Some songs burst into the room like they’ve just kicked the door down with a confetti cannon. I’d Be A Fortune by Dedrick Soul is not that. This is the musical equivalent of someone sidling up to you at a crowded party, starting a story in a low voice, and by the time you’ve realized you’ve been leaning in for five minutes, you’ve also realized you’ve forgotten to blink.

The production reflects that sense of space. There’s a bass line that doesn’t just play the notes, it leans on them, like it’s got nowhere else to be. Brushed drums shuffle around politely, the guitar has a gentle twang like it’s been played by someone who knows the difference between ‘understated’ and ‘asleep,’ and the organ hums in the background like a neighbour’s air conditioner you only notice when it stops. It’s uncluttered, but in a way that feels intentional.

And then there’s the vocals. Dedrick’s delivery has that casual precision that says, “I could belt this if I wanted, but that’s not the point.” The cracks in his voice aren’t mistakes; they’re punctuation. The phrasing feels conversational, like you’re eavesdropping on a phone call he didn’t know you could hear. And if we’re talking comparisons, this is where the Anderson .Paak thing comes in, but not exactly as you know him. Imagine if, right after Oxnard,. Paak decided to record an album at a studio that only accepted payment in sweet tea and pie. The drums are still tight, the groove is still undeniable, but now there’s a hint of barroom pedal steel and a suspicion that someone in the room owns a banjo.
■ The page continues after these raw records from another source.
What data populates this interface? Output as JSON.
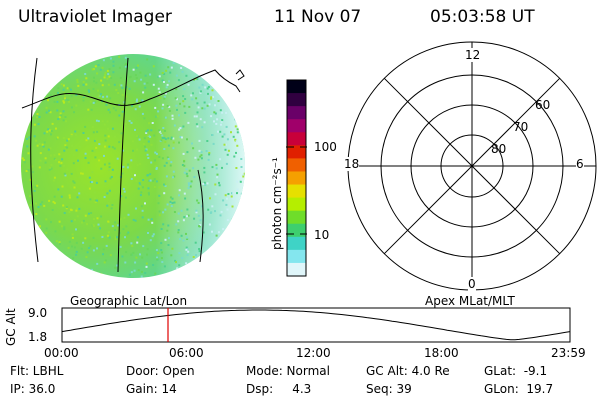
{
  "header": {
    "instrument": "Ultraviolet Imager",
    "date": "11 Nov 07",
    "time": "05:03:58 UT"
  },
  "image_panel": {
    "caption": "Geographic Lat/Lon"
  },
  "colorbar": {
    "label": "photon cm⁻²s⁻¹",
    "ticks": [
      "100",
      "10"
    ],
    "colors": [
      "#000018",
      "#300040",
      "#6a0068",
      "#a0006a",
      "#c8003a",
      "#e02000",
      "#f06000",
      "#f5a000",
      "#e6e000",
      "#b5ee00",
      "#6fdd2a",
      "#3ecf6e",
      "#3fd3c6",
      "#84e6ee",
      "#e0f6fa"
    ]
  },
  "polar_plot": {
    "caption": "Apex MLat/MLT",
    "mlt_labels": {
      "top": "12",
      "left": "18",
      "right": "6",
      "bottom": "0"
    },
    "lat_labels": [
      "60",
      "70",
      "80"
    ]
  },
  "timeline": {
    "y_label": "GC Alt",
    "y_ticks": [
      "9.0",
      "1.8"
    ],
    "x_ticks": [
      "00:00",
      "06:00",
      "12:00",
      "18:00",
      "23:59"
    ],
    "marker_time": "05:04"
  },
  "footer": {
    "row1": [
      {
        "text": "Flt: LBHL"
      },
      {
        "text": "Door: Open"
      },
      {
        "text": "Mode: Normal"
      },
      {
        "text": "GC Alt: 4.0 Re"
      },
      {
        "text": "GLat:  -9.1"
      }
    ],
    "row2": [
      {
        "text": "IP: 36.0"
      },
      {
        "text": "Gain: 14"
      },
      {
        "text": "Dsp:     4.3"
      },
      {
        "text": "Seq: 39"
      },
      {
        "text": "GLon:  19.7"
      }
    ]
  }
}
That “country-soul pivot” is less about yeehaw aesthetics and more about adopting that genre’s willingness to let air into the mix. You can practically hear the room in this recording; the creak of the stool, the little scrape of fingers on strings, the space between notes where your brain gets to fill in the emotion. Anderson .Paak’s usual palette is full of snap, crack, and pop; I’d Be A Fortune swaps some of that for sway, hush and hum, which weirdly makes it more addictive. Like someone refusing to answer your last text; you can’t stop thinking about it.

By the time the last chord fades, you’re not left with a neat moral lesson so much as a sense memory; like you’ve just left a conversation that’s going to stick with you for a few days. I’d Be A Fortune doesn’t do the work for you; it trusts you to sit with it. Which might be the most country-soul thing about it after all: it knows when to speak and when to let silence do the heavy lifting.

If Anderson .Paak ever does that hypothetical Oxnard-but-in-a-barn album, this would be track four; the one that doesn’t chart but ends up being everyone’s secret favourite. Dedrick Soul’s version is already here, and it’s not trying to be clever about it. It’s just telling you the truth in a way that makes you feel like you discovered it yourself.